Коробейников пошел мне навстречу, привлекая мое внимание. В руках он держал обрывок веревки:
— Веревка! Я нашел вчера ее на складе Фидара. На трупе точно такая же!
Молодец, это он верно подметил. А еще, если мне память не изменяет, на такой же веревке была повешена Настя. Похоже, все пути этого дела ведут все-таки на склад.
— Тело Милцу отправляйте, на исследование, — приказал я Коробейникову. — А сами к Фидару, привезите его в управление. Только городовых с собой возьмите.
— Слушаюсь!
Коробейников резво отправился выполнять мои указания. А я, оглянувшись, заметил, что Анна Викторовна по-прежнему стояла на том же месте, и рассматривала кусты. Я окликнул ее:
— Анна Викторовна! Вы так и будете там стоять?
Не повернулась. Не шелохнулась даже. Стояла, напряженно уставившись куда-то в чащу кустов, будто видела там что.
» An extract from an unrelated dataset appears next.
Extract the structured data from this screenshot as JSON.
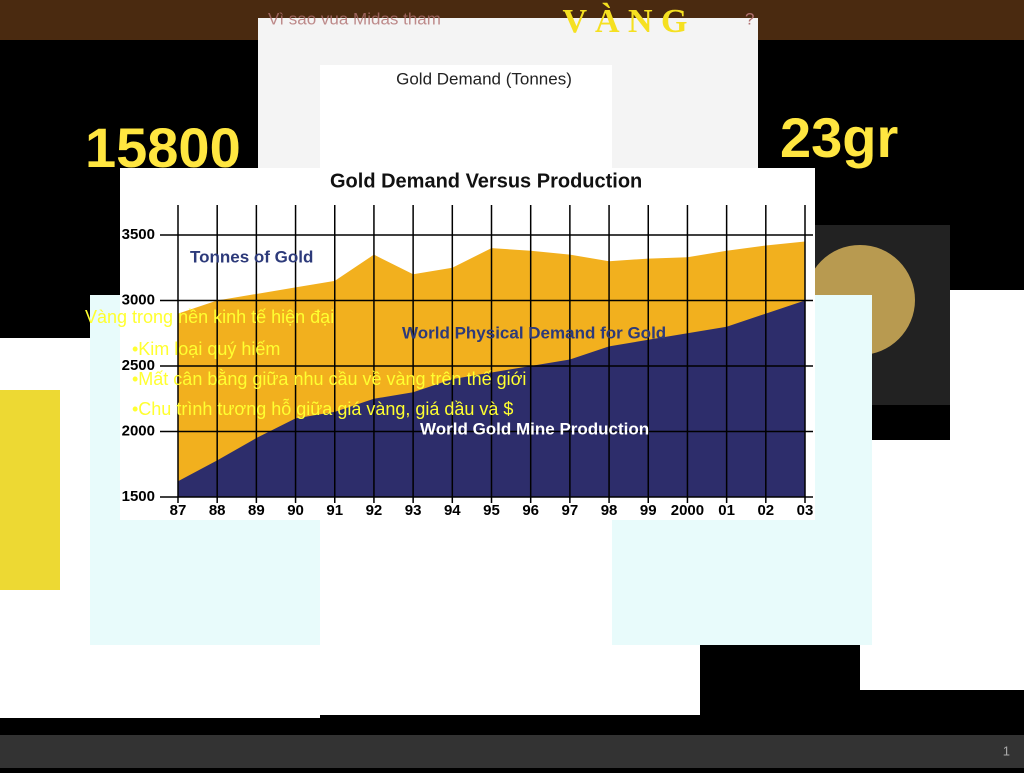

Я подошел решительно. Не шевельнулась, по-прежнему глядела в одну точку. Взял за локоть, встряхнул несильно. Она вздрогнула, будто просыпаясь, побледнела, покачнулась даже. Лицо приобрело испуганное и какое-то беззащитное, что ли, выражение. Как бы чувств не лишилась! Я поддержал ее под локоток:
— Что с Вами?
Анна вцепилась в мой рукав испуганно и сдавленным от волнения голосом произнесла, указывая все на тот же куст:
— Я… Я видела человека!
— Какого человека?
— Он дрался с кем-то! И это лицо… — она прикрыла глаза, видимо, припоминая, — это лицо, оно знакомо мне!
Я вздохнул:
— Где Вы его видели?
Глупый вопрос, если рассудить. Но я все равно каждый раз надеялся получить более внятный ответ, чем ссылку на ее видения.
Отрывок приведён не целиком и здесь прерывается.